I reached home to find my mother interrogating a sulky Salim about my whereabouts. I was grateful to note that Farhat Phupo’s snores had not ceased, which meant that she at least had been unaware of my absence.
“Ammi!”
“Danial! What do you think you’re doing, worrying me half to death?” My mother was the most angry I had ever seen her. “Where have you been?”
“With Babajan.”
“Who?!”
“He lives in the big house behind our lane.”
My mother gaped at me when Salim interjected, “Oh he means Dr. Durrani Sahib.”
“Who is that?”
“Very respectable old doctor. He has lived here most of his life. Wife died a couple of years back, children moved away years ago, lives alone. Laikin thoray se pagal hain[23].”
I glared angrily at Salim, “No, he’s not!”
Salim shrugged. “People say so.”
Without looking at him, my mother bit out, “Enough, Salim. It would have been better had you been less knowledgeable about the neighbours and more alert about the people who live in this house!”
Ignoring the look of affront on Salim’s face and the insolent whistle that followed, my mother led me to her bedroom and made me tell her everything about Babajan and my visits to him.
I had had no intention of lying to my mother or keeping anything from her, but now that she knew, I felt afraid. Afraid of worrying her, afraid of what my father would do if he found out and afraid of the fear that shadowed her face.
“Danial, be honest, don’t keep anything from me.”
“Haan Ammi, I’ve told you everything!”
“You can’t go there again.”
“But, no! I have to! You go with me!”
“I say that you won’t go there again and that’s final!”

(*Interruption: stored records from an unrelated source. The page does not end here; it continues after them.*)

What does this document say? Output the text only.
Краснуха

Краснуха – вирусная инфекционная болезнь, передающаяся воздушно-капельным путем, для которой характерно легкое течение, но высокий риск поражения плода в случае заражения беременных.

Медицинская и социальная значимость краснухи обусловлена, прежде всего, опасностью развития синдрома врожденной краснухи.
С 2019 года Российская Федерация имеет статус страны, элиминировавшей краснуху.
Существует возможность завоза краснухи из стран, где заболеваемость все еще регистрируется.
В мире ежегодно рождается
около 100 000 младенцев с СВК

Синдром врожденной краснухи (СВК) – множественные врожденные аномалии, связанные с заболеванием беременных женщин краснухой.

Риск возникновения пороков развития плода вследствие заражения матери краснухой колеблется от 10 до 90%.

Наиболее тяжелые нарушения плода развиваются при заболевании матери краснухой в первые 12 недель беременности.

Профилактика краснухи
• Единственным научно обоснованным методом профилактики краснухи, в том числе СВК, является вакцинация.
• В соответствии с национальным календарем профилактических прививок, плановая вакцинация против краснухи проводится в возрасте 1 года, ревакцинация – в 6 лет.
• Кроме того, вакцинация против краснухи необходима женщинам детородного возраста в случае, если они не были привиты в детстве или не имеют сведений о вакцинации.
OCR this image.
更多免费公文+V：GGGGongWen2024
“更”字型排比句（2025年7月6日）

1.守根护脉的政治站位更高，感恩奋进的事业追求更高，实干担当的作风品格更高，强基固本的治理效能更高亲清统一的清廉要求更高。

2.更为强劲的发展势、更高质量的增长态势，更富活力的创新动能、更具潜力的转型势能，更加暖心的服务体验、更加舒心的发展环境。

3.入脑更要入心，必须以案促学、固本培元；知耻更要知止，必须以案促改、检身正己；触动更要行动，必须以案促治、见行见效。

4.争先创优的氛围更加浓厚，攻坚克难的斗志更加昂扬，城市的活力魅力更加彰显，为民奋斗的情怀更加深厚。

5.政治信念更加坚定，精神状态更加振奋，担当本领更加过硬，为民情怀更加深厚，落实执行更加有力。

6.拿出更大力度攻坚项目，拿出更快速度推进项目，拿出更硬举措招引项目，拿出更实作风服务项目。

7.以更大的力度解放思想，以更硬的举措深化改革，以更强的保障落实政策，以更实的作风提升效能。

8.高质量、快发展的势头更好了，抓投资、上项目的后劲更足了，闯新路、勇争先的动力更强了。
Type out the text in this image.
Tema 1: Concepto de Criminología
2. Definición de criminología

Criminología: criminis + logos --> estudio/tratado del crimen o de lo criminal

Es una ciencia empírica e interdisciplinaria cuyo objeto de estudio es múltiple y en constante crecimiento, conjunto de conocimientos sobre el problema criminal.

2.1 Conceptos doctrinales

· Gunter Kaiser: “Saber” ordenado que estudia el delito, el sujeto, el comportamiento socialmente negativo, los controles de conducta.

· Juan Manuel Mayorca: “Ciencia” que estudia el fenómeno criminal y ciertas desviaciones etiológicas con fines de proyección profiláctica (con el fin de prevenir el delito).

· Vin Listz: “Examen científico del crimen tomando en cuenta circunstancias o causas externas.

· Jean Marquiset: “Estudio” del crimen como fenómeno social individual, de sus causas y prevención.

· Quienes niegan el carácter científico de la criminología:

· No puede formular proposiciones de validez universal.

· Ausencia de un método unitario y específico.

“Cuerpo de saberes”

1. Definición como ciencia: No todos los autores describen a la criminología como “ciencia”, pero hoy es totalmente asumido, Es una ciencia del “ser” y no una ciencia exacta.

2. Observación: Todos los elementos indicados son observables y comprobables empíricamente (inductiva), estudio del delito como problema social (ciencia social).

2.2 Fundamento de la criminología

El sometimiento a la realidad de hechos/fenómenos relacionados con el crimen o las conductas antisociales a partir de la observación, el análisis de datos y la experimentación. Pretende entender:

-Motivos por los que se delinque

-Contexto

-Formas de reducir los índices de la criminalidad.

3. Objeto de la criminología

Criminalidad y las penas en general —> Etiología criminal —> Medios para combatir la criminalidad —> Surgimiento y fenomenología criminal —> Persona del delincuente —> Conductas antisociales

“NO!” I raised my voice and she clamped her hand across my mouth.
“Don’t let Farhat Phupo hear you! Tamasha na banao!”
My eyes stung but I blinked fiercely, a lump in my throat, and nodded as she removed her hand. At the thought of Farhat Phupo, something else appeared to occur to my mother. Maybe the realisation that my great-aunt too was an inadequate chaperone. She looked at me thoughtfully. I opened my mouth to plead with her to reconsider but I couldn’t muster my voice. I gulped instead and tried to look steadily and manfully back at her, my traitorous lower lip trembling and betraying the tumult inside my chest.
“All right,” she finally said in a low voice. “I’ll go meet Dr. Durrani with you.”
[19] “Yes, yes” [20] An Urdu phrase meaning that a danger or something bad had been averted. [21] An Urdu phrase meaning ‘Thankfully’, or expressing gratitude. [22] Small or young; here referring to the ‘Younger Khan’. [23] “But he is a little crazy.”